As apart from the issue of housing development itself, the proposed budget also sets aside money to provide services to help homeless individuals and families get back on their feet. The budget proposal includes $7.5 million for Housing First programs that include wrap-around services for mental healthcare and drug addiction; and another $7.5 million to help move families out of shelters and into permanent housing. The proposed budget also includes $9,484,900 to fund 151 new positions at the State Hospital to expand the complex’s capacity to provide forensic mental healthcare services in a new facility (“forensic” refers to individuals who have entered the justice system).
Governor Ige’s “Sustainable Hawaiʻi” plan pulls in a proposed $311,724 to fund four new positions to execute the “Hawaiʻi Interagency Biosecurity Plan” and another $2 million for the Hawaiʻi Invasive Species Council. Another $12.5 million would go to the Agricultural Loan Revolving Fund. Watershed protection would see a $10.4 million investment, while the Agrobusiness Development Corporation would receive $1,384,944 to fund two new positions. Another $2.6 million would go to the Kahuku Agricultural Park Improvements project, and the state would invest $13.1 million in irrigation system improvements in Waimanalo, Molokai and Waimea Valley on Kauaʻi. Taken together, this money is being touted by the administration as a means to fortify Hawaiʻi’s bio- and food security.

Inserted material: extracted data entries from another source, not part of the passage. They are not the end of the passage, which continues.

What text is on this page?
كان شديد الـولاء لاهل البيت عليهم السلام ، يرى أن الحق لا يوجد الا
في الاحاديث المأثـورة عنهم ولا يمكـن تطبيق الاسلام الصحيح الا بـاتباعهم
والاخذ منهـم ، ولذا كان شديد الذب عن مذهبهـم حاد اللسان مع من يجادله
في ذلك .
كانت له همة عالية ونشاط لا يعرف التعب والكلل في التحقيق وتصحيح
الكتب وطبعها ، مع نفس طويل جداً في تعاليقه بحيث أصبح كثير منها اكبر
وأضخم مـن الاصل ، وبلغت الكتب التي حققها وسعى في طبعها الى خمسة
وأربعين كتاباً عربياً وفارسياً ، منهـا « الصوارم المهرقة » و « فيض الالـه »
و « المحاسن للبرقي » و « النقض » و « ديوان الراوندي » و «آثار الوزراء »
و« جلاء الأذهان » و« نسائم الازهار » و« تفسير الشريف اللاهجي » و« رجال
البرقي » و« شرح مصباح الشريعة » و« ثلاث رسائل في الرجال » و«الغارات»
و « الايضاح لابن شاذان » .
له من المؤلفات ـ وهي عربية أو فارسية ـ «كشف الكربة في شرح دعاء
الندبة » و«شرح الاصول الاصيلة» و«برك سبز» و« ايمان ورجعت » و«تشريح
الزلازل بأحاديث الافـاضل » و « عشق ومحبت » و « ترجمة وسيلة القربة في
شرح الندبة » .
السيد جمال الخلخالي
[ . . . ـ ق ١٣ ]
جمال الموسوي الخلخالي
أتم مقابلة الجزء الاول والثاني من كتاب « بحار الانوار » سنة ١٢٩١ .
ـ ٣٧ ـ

The governor mentioned the increasing rate and force of storms and other climate change-related natural disasters as the reason for a massive increase in the Major Disaster Fund, from $500,000 to $5 million over the course of the Fiscal Biennium. The governor’s budget also requests $125 million for a state match to a $345 million federal appropriation for a flood mitigation project for the Ala Wai Canal (the proposed project is actually 11 different projects throughout the Ala Wai watershed, which includes Makiki, Manoa, Palolo and Moʻiliʻili) to prevent billions of dollars of predicted damage and lost revenue as sea level rise threatens the Waikiki business district.
One final highlight of the proposed budget is money allocated to modernize the state’s Information Technology infrastructure for things like taxes, highways, workers’ compensation and employee retirement benefits. The governor did not provide a specific dollar amount for these upgrades, but said they would require “tens of millions of dollars” in allocations.
The proposed executive budget will need to be approved by the State Legislature during the upcoming 2019 session.